CAPÍTULO CINCUENTA Y DOS
Cole
En una hora llamé al móvil de Sam tantas veces como había llamado al de Isabel en dos meses. El resultado fue el mismo: ninguno. Podía tomármelo como algo personal, pero prefería pensar que todo aquello me estaba enseñando una lección: la paciencia era una virtud.
Pero nunca había sido mi fuerte.
Llamé a Sam una y otra vez. El teléfono sonaba hasta que cada tono parecía más largo que el anterior.
Los minutos se alargaban indefinidamente. Puse música, pero hasta las canciones se movían a cámara lenta. Me irritaba la llegada de cada estribillo; era como si ya lo hubiese escuchado cien veces.
Llamé a Sam.
Nada.
Bajé las escaleras del sótano y volví a subir a la cocina. Había limpiado mis cosas más o menos, pero por pura benevolencia y para distraerme, troté la encimera de la cocina con una toallita húmeda e hice una pequeña pirámide con posos de café y migajas del tostador.
Llamé a Sam. Nada. Bajé corriendo al sótano y luego fui a ver las cosas que tenia en mi habitación. Rebusqué entre todo lo que había reunido durante los últimos meses, no porque necesitase algo en concreto, sino porque quería mantenerme ocupado, mover las manos. Mis pies se movían tanto si me sentaba como si me quedaba de pie, así que prefería quedarme de pie.
Llamé a Sam.
Nada. Nada. Nada.
Cogí unos pantalones de chándal y una camiseta y los bajé al sótano. Los coloqué sobre la silla.
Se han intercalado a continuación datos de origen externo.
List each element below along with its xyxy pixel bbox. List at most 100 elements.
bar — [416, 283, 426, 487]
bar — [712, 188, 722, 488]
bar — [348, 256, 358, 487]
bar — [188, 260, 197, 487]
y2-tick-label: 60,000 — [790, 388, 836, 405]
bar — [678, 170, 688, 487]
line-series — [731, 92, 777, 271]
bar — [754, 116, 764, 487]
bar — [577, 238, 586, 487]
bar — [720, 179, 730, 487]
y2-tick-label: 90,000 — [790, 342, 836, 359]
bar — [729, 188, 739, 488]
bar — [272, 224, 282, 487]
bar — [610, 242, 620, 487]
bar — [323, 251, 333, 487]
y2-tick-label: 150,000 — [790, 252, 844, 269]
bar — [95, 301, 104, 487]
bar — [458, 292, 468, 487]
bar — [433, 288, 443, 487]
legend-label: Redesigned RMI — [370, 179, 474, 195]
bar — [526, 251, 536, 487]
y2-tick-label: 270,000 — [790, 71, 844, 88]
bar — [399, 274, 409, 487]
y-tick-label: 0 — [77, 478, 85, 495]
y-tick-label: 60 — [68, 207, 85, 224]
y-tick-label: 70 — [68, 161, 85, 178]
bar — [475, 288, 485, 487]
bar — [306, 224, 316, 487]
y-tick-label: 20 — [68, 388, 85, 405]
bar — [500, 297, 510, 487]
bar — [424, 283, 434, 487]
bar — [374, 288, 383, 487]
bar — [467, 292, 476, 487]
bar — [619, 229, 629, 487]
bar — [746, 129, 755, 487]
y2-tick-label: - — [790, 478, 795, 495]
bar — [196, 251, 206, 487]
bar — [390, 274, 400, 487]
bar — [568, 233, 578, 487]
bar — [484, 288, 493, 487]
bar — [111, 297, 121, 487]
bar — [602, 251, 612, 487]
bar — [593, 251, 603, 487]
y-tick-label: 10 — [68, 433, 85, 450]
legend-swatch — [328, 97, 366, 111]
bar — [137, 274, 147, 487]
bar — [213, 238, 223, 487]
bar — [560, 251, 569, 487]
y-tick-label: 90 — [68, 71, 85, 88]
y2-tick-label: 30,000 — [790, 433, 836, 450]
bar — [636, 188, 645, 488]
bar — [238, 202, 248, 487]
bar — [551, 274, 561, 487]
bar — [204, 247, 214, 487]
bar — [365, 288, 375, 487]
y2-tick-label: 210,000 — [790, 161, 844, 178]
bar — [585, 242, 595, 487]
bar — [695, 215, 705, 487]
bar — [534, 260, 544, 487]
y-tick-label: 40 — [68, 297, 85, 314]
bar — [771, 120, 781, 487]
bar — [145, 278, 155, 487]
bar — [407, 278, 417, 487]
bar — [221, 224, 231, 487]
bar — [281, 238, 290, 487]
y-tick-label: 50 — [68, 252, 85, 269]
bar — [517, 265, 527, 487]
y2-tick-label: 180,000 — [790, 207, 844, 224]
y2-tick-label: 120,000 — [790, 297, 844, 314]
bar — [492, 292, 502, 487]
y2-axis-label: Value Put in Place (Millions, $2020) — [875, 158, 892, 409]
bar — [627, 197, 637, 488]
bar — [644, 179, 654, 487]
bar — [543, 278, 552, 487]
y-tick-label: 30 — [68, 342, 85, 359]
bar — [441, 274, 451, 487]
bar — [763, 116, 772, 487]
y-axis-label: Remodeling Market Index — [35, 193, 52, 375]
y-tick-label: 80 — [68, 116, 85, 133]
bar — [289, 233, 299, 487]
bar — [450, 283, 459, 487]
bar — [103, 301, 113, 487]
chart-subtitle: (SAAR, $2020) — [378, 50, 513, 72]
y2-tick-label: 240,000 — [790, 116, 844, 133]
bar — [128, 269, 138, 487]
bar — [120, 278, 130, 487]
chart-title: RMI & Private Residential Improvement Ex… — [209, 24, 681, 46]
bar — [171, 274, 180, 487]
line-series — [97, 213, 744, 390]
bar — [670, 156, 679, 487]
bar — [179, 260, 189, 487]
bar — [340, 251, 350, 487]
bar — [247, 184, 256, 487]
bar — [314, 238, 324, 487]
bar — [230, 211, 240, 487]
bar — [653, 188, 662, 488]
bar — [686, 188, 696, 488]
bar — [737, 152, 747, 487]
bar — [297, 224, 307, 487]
Me pregunté si sería mejor una camiseta de manga larga o una sudadera. No, una camiseta estaba bien. No. quizá una sudadera. Subí y saqué de un cajón una con el logo de Berkeley.
Llamé a Sam.
Nada. Na-da. ¿Dónde demonios estaba?
Escribí en el cuaderno de Beck, que ahora era mío. Volví a bajar al sótano. Comprobé el termostato. Lo puse al máximo. Saqué unos calefactores del garaje, encontré varias tomas de corriente y los enchufé. Aquello era una barbacoa, pero aún podía calentarse más. Necesitaba que fuese verano entre aquellas cuatro paredes.
Llamé a Sam.
Dos tonos. Tres.
—¿Qué pasa, Cole?
Era Sam. Sonaban interferencias y apenas oía su voz, pero era él.
—Sam —dije, un poco malhumorado a estas alturas, pero pensé que me lo merecía. Miré el cuerpo del lobo que había en el suelo. Se le estaba pasando el efecto de los somníferos—. He atrapado a Beck.